The harsher symptoms will tell people what to expect, working both as deterrent at first, and later as an acceptable worst case scenario. There are many reasons to give the benefit of doubt to India for overcoming this crisis. The young population is a good one (with an eye on herd immunity, as mentioned above), in a country where 94% people are below 65 years of age. Then there's the American study that suggests India's compulsorily enforced BCG vaccination reduces Covid-19 dangers , and the MIT study where the the heat-sensitivity of this virus was shown to not being able to withstand beyond 32 degrees.
Then, there is a brand new study done by Translational Bioinformatics Group, New Delhi, that suggests a unique mRNA in the Indian genome, that apparently makes Indians more immune to Covid-19. Does the extreme alarmism that justifies the lockdown have any supporting evidence, however tentative, like that?
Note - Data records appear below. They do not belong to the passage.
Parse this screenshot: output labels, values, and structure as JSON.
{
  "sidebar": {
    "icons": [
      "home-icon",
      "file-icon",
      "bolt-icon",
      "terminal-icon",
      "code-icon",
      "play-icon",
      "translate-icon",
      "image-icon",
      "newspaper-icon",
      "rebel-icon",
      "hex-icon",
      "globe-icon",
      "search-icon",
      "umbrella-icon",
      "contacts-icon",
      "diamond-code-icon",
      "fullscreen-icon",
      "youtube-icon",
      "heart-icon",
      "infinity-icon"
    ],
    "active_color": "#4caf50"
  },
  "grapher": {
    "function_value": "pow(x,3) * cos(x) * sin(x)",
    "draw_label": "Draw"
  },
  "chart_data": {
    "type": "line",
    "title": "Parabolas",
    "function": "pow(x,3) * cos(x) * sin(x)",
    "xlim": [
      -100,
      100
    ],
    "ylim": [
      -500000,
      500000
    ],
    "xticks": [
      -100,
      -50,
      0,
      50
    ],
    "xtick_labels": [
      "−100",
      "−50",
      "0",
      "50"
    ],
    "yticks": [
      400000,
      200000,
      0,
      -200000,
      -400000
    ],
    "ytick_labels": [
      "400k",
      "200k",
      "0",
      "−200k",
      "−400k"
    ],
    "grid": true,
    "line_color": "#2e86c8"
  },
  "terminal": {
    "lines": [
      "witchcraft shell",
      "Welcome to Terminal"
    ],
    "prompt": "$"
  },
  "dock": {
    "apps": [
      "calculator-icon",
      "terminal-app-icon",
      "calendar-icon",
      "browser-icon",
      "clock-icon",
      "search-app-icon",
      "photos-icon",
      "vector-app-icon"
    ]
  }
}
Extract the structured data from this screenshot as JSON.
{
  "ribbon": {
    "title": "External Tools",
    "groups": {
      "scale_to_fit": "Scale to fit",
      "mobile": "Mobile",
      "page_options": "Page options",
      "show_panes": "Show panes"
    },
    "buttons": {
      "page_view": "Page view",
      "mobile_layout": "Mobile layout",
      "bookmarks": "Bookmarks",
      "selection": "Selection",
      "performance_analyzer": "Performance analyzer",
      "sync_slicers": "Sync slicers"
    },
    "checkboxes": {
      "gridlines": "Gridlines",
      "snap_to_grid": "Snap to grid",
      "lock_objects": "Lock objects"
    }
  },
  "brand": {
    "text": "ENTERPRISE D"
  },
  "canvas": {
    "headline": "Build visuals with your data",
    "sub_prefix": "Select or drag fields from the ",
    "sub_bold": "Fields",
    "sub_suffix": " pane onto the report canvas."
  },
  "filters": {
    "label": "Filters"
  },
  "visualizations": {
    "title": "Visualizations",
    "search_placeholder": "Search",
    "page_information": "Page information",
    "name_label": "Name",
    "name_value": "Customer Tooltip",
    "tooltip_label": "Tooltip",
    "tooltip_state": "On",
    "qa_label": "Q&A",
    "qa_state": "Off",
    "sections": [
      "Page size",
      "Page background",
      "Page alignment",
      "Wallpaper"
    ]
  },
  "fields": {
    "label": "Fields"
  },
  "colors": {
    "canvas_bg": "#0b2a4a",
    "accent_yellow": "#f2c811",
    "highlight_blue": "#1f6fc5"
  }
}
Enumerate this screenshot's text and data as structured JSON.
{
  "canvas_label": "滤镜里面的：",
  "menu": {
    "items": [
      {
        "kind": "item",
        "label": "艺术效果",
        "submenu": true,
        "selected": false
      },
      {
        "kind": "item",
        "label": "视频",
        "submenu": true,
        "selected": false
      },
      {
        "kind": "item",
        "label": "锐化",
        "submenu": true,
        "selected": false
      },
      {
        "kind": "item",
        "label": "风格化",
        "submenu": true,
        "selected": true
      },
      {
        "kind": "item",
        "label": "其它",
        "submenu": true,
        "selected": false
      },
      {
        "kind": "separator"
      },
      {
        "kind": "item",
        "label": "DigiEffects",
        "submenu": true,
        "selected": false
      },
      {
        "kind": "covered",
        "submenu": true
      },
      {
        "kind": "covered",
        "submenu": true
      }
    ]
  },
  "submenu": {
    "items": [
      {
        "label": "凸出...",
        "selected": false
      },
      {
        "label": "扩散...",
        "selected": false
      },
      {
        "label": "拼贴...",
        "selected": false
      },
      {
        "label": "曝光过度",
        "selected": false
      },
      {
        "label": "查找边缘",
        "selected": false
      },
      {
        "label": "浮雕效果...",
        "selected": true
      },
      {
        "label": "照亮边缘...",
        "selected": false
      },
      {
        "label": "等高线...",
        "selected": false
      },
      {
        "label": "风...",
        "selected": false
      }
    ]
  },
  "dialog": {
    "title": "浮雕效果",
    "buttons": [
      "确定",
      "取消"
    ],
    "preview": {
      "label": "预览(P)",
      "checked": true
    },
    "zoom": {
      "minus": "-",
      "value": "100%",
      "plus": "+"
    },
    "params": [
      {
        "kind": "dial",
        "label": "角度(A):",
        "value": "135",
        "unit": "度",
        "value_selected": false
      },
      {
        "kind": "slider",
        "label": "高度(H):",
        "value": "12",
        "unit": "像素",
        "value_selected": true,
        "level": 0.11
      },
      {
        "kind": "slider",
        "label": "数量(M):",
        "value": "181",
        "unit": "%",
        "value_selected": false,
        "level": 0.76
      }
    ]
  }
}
Or is it based on extreme pessimism and the panic instinct of erring on the side of supposed caution? Removing the lockdown doesn't mean other measures can't be taken on an emergency footing (including keeping the lockdown only in some select hotspots, for a short while and ramping up testing, smartly).
But the shift in mindset to stop being alarmed about infections and focus on protecting those most vulnerable while keeping life as we know it going (even if on a diminished scale), with all sensible precautions like social distancing and frequent hand-washing intact, will infuse some hugely-needed sanity back into proceedings. And will save a lot of lives - that we are criminally not even paying attention to currently.